앞선 단계에서 추출한 호칭을 여섯 가지의 사회적 지위로 정의할 수 있다. 아래 코드의 give_grade()함수로 whole_df의 name피처를 A~F의 범주형 데이터로 변환하는 작업을 수행하자.

name 피처 활용하기

In [23]:

# 호칭에 따라 사회적 지위(1910년대 기준)를 정의합니다.
grade_dict = {'A': ['Rev', 'Col', 'Major', 'Dr', 'Capt', 'Sir'], # 명예직을 나타냅니다.
              'B': ['Ms', 'Mme', 'Mrs', 'Dona'], # 여성을 나타냅니다.
              'C': ['Jonkheer', 'the Countess'], # 귀족이나 작위를 나타냅니다.
              'D': ['Mr', 'Don'], # 남성을 나타냅니다.
              'E': ['Master'], # 젊은남성을 나타냅니다.
              'F': ['Miss', 'Mlle', 'Lady']} # 젊은 여성을 나타냅니다.

# 정의한 호칭의 기준에 따라, A~F의 문자로 name 피처를 다시 정의하는 함수입니다.
def give_grade(x):
    grade = x.split(", ", 1)[1].split(".")[0]
    for key, value in grade_dict.items():
        for title in value:
            if grade == title:
                return key
    return 'G'
    
# 위의 함수를 적용하여 name 피처를 새롭게 정의합니다.
whole_df['name'] = whole_df['name'].apply(lambda x: give_grade(x))
print(whole_df['name'].value_counts())

D    758
F    263
B    201
E     61
A     24
C      2
Name: name, dtype: int64

이제 모델을 학습하기 위한 마지막 전처리 단계로 모든 범주형 피처들에 원-핫 인코딩을 적용하자.

원-핫 인코딩

In [24]:

# 판다스 패키지를 이용한 원-핫 인코딩을 수행하자

whole_df_encoded = pd.get_dummies(whole_df)
df_train = whole_df_encoded[:train_idx_num]
df_test = whole_df_encoded[train_idx_num:]
df_train.head()

Out[24]:

	pclass	survived	age	sibsp	parch	fare	name_D	...	cabin_X	embarked_C	embarked_Q	embarked_S
0	2	1	13.000000	0	1	19.5000	0	...	1	0	0	1
1	2	1	4.000000	1	1	23.0000	0	...	1	0	0	1
2	2	1	30.000000	1	0	13.8583	0	...	1	1	0	0
3	3	0	30.231444	0	0	7.7250	1	...	1	0	1	0
4	3	1	22.000000	0	0	7.7250	0	...	1	0	1	0

5 rows × 24 columns

'cabin','name'을 대상으로 피처 엔지니어링을 적용한 뒤, 다시 학습한 모델의 평과 결과는 아래와 같습니다. accuracy와 precision은 기존 모델에 비해 소폭 감소한 반면, F1 score와 AUC는 대폭 상승했다. 이를 통해 분류 모델의 성능이 많이 향상되었다는 것을 알 수 있다.

피처 엔지니어링이 완료된 데이터셋 학습

In [25]:

# 데이터를 학습 데이터셋, 테스트 데이터셋으로 분리합니다.
x_train, y_train = df_train.loc[:, df_train.columns != 'survived'].values, df_train['survived'].values
x_test, y_test = df_test.loc[:, df_test.columns != 'survived'].values, df_test['survived'].values

# 로지스틱 회귀 모델을 학습합니다.
lr = LogisticRegression(random_state=0)
lr.fit(x_train, y_train)

# 학습한 모델의 테스트 데이터셋에 대한 예측 결과를 반환합니다.
y_pred = lr.predict(x_test)
y_pred_probability = lr.predict_proba(x_test)[:,1]

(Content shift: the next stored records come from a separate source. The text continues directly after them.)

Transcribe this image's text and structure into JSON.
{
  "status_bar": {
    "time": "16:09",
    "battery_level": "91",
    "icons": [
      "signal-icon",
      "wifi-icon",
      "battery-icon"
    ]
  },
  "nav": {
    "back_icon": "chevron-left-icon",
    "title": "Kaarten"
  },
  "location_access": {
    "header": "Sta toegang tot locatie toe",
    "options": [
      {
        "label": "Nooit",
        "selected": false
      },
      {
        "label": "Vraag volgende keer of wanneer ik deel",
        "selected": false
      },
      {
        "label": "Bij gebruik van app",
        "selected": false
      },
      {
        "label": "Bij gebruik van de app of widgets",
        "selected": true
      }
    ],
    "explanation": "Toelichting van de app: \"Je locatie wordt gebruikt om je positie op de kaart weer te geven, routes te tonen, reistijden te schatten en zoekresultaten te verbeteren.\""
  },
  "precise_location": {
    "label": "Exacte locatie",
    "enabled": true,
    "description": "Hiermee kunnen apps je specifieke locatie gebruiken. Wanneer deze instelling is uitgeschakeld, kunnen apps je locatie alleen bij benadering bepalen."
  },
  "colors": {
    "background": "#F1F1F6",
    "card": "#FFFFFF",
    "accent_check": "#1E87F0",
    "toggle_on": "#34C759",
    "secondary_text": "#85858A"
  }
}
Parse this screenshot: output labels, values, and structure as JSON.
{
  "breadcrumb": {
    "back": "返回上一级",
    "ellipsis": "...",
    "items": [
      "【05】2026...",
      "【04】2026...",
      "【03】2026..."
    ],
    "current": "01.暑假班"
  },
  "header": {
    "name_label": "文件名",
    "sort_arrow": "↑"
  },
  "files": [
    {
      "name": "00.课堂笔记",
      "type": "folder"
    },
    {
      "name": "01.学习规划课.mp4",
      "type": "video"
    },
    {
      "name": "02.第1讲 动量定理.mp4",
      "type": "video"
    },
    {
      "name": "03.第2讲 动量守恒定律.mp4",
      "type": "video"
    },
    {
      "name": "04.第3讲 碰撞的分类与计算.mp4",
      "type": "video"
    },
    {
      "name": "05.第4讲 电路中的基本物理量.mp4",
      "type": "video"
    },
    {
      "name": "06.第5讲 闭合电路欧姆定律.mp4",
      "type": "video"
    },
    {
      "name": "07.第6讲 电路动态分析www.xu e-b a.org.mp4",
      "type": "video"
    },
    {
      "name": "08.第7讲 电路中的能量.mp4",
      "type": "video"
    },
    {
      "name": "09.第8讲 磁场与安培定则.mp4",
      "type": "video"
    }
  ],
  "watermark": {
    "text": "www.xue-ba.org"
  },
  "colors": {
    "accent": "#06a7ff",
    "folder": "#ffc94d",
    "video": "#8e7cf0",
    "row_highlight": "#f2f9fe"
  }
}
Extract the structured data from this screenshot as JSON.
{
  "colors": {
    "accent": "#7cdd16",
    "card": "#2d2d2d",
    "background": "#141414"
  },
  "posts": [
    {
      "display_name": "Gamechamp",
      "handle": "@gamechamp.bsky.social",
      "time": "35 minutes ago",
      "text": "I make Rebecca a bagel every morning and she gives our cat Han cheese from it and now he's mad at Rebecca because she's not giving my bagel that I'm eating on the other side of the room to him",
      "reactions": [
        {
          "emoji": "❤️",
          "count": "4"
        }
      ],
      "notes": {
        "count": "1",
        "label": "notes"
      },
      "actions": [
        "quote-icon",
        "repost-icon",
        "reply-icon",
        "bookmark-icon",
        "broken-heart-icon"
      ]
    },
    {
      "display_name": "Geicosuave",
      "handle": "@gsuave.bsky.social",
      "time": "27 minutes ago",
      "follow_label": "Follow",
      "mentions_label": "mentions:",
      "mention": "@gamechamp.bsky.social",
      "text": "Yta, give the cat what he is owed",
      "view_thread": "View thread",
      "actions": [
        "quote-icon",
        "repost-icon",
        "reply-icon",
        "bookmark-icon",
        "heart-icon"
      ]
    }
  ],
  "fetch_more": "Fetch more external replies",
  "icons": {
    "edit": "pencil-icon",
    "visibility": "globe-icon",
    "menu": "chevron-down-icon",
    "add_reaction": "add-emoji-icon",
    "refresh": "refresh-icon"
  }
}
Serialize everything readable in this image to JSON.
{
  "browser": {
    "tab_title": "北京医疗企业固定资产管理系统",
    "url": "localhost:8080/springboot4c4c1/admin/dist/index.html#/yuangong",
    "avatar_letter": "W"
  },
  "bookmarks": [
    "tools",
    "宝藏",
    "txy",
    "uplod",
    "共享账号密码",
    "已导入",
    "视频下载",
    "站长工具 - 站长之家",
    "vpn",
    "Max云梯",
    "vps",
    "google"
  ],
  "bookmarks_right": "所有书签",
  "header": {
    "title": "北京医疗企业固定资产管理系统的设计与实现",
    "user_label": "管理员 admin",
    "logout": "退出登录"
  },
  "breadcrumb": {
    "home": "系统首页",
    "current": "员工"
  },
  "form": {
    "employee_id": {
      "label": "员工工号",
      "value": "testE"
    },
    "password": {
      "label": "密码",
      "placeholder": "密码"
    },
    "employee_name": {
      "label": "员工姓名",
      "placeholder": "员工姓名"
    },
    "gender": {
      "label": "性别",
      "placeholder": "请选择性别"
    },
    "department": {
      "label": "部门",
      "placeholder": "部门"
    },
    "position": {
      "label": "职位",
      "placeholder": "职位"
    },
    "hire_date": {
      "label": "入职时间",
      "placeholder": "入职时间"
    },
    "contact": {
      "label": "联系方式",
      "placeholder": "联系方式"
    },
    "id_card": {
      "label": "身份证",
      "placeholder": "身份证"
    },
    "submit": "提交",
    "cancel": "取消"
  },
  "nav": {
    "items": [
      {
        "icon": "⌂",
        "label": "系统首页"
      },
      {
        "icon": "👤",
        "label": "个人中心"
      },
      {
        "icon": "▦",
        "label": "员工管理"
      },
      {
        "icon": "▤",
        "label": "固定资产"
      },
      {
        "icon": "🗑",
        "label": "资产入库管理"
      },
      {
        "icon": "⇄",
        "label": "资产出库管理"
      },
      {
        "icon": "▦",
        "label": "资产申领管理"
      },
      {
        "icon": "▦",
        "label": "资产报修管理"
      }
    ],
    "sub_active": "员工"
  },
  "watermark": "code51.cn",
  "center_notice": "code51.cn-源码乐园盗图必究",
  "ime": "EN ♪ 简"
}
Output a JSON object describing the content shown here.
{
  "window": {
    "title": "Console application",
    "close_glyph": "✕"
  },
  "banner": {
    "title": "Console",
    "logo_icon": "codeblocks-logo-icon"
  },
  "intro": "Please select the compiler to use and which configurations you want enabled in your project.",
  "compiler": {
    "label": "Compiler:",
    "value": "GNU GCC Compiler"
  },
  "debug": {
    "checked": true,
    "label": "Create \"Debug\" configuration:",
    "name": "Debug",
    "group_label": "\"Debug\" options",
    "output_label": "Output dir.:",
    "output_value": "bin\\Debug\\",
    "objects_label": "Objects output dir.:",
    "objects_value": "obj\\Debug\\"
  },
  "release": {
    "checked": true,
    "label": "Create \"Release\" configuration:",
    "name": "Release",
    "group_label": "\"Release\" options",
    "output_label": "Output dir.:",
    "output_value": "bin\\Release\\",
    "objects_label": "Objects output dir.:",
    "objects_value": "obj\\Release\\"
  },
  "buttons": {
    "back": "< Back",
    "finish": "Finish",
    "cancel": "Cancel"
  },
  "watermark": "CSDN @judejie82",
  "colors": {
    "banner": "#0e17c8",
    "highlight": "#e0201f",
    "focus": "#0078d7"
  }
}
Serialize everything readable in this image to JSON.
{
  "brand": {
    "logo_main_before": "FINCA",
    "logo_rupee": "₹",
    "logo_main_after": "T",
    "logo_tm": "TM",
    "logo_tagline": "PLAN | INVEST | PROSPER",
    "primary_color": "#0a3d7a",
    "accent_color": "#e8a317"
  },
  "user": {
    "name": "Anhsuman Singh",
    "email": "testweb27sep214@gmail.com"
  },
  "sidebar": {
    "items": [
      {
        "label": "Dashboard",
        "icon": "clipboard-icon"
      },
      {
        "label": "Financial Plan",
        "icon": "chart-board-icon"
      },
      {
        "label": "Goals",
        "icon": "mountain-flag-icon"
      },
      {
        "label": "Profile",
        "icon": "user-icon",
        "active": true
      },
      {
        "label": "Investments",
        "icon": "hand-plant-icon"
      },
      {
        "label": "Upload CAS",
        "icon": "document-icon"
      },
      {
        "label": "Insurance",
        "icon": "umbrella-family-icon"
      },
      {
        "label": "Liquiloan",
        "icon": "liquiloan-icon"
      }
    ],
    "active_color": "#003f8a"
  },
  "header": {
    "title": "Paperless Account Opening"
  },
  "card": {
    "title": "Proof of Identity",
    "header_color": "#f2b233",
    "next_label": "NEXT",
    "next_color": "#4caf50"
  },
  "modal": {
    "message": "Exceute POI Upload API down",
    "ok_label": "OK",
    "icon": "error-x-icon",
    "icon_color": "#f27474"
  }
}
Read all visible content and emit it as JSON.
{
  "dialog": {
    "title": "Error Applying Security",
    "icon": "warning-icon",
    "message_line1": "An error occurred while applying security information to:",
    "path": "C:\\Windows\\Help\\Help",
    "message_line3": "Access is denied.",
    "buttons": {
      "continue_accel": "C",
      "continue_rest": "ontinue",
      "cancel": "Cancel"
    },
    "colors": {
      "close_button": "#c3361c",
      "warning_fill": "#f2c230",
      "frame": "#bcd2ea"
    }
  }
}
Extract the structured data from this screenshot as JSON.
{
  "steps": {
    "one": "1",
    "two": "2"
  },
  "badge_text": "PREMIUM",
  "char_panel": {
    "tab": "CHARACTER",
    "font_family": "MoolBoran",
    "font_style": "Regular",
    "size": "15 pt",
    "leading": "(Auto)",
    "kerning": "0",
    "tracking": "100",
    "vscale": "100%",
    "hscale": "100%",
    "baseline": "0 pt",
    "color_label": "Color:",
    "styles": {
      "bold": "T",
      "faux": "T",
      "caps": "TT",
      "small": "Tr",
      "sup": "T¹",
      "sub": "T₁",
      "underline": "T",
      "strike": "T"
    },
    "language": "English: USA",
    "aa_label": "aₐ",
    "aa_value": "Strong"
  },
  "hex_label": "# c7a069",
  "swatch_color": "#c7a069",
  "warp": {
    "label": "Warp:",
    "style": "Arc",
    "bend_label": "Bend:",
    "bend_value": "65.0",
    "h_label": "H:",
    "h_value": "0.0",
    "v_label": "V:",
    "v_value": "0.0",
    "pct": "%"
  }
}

# 테스트 데이터셋에 대한 accuracy, precision, recall, f1 평가 지표를 각각 출력합니다.
print("accuracy: %.2f" % accuracy_score(y_test, y_pred))
print("Precision : %.3f" % precision_score(y_test, y_pred))
print("Recall : %.3f" % recall_score(y_test, y_pred))
print("F1 : %.3f" % f1_score(y_test, y_pred)) # AUC (Area Under the Curve) & ROC curve

# AUC (Area Under the Curve)를 계산하여 출력합니다.
false_positive_rate, true_positive_rate, thresholds = roc_curve(y_test, y_pred_probability)
roc_auc = roc_auc_score(y_test, y_pred_probability)
print("AUC : %.3f" % roc_auc)

# ROC curve를 그래프로 출력합니다.
plt.rcParams['figure.figsize'] = [5, 4]
plt.plot(false_positive_rate, true_positive_rate, label='ROC curve (area = %0.3f)' % roc_auc, 
         color='red', linewidth=4.0)
plt.plot([0, 1], [0, 1], 'k--')
plt.xlim([0.0, 1.0])
plt.ylim([0.0, 1.0])
plt.xlabel('False Positive Rate')
plt.ylabel('True Positive Rate')
plt.title('ROC curve of Logistic regression')
plt.legend(loc="lower right")

accuracy: 0.79
Precision : 0.736
Recall : 0.701
F1 : 0.718
AUC : 0.853

/home/ubuntu/.local/lib/python3.6/site-packages/sklearn/linear_model/_logistic.py:765: ConvergenceWarning: lbfgs failed to converge (status=1):
STOP: TOTAL NO. of ITERATIONS REACHED LIMIT.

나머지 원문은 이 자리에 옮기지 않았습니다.